Structured rules, faster AI coding.
Make development faster and more efficient with tailored instructions.
Overview
RulesForAI is a developer-focused web product that helps users create Rules and Skills for AI coding assistants.
The core value is consistency: instead of relying on ad-hoc prompts, users generate standardized instructions that are easier to reuse across projects.
I owned the full lifecycle: product direction, UX, architecture, full-stack implementation, and ongoing iteration.
Problem
Developers adopting AI coding tools often face the same bottleneck: outputs are inconsistent because team standards and project constraints are not encoded clearly.
Common pain points:
- Prompt quality varied by person and by day.
- Important constraints (stack, architecture, style, security) were frequently omitted.
- Teams repeatedly rewrote similar instructions for every new project.
- AI outputs looked “technically correct” but misaligned with project conventions.
In short: teams had AI access, but not AI operational discipline.
Goals
- Make it easy to convert natural-language context into structured rule sets.
- Improve consistency and quality of AI-generated code outputs.

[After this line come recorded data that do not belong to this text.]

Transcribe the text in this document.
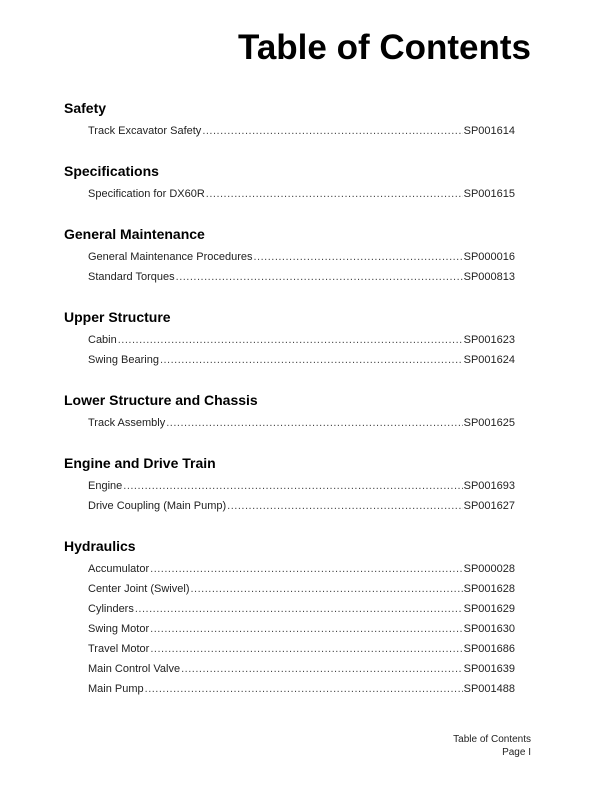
Table of Contents
Safety
Track Excavator Safety .....	SP001614
Specifications
Specification for DX60R .....	SP001615
General Maintenance
General Maintenance Procedures .....	SP000016
Standard Torques .....	SP000813
Upper Structure
Cabin .....	SP001623
Swing Bearing .....	SP001624
Lower Structure and Chassis
Track Assembly .....	SP001625
Engine and Drive Train
Engine .....	SP001693
Drive Coupling (Main Pump) .....	SP001627
Hydraulics
Accumulator .....	SP000028
Center Joint (Swivel) .....	SP001628
Cylinders .....	SP001629
Swing Motor .....	SP001630
Travel Motor .....	SP001686
Main Control Valve .....	SP001639
Main Pump .....	SP001488
Table of Contents
Page I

- Reduce setup time when starting new projects.
- Keep the UX simple enough for solo developers and small teams.
Solution
I designed RulesForAI around a guided generation flow:
- User provides project context (stack, architecture preferences, coding standards, constraints).
- The platform structures that context into a normalized format.
- The system generates reusable rules/skills optimized for coding agents.
- Users refine and export outputs for practical use in their workflow.
Key product choices:
- Prioritized clarity over feature bloat in early versions.
- Focused on structured outputs instead of generic long-form prompts.
- Built for repeatability, so users can start from reusable patterns, not blank pages.
Tech highlights
Architecture
- Next.js application for fast iteration and server/client integration.
- Supabase + PostgreSQL for persistence and simple operational overhead.
- API orchestration for AI generation and structured transformation.
Data model
Core entities were designed around:
- Project contexts
- Generated rule artifacts
- Reusable templates/patterns
- User-level organization of outputs
Product engineering decisions
- Kept schema and validation close to domain boundaries for safer evolution.
- Used incremental releases to validate assumptions quickly.
- Optimized for maintainability and low operational complexity.
Outcomes
Even at an evolving stage, the product delivered meaningful value:
- Better consistency in generated rule quality.
- Faster path from idea → usable AI instruction set.
- Reduced repeated setup work through reusable patterns.
- Stronger alignment between AI outputs and project conventions.
Challenges
1) Balancing flexibility with structure
Too much flexibility creates noise; too much structure feels rigid.
I solved this by offering guided inputs with enough freedom for project-specific constraints.
2) Keeping outputs useful, not verbose
Long outputs can look impressive but are hard to apply.
I iterated toward concise, operational outputs that can be used immediately.
3) Product scope control
It was tempting to add many adjacent features early.
I kept focus on one core value loop: context in → structured rules out.
What I’d improve next
- Add deeper team collaboration and versioning for rule sets.
- Expand export formats for more agent ecosystems.
- Add quality scoring/validation checks before export.
- Provide onboarding presets by stack (e.g., Next.js + Supabase + Stripe).
Final takeaway
RulesForAI demonstrates my product engineering style: identify a real workflow bottleneck, design a focused solution, and ship a practical system that improves speed, consistency, and developer confidence.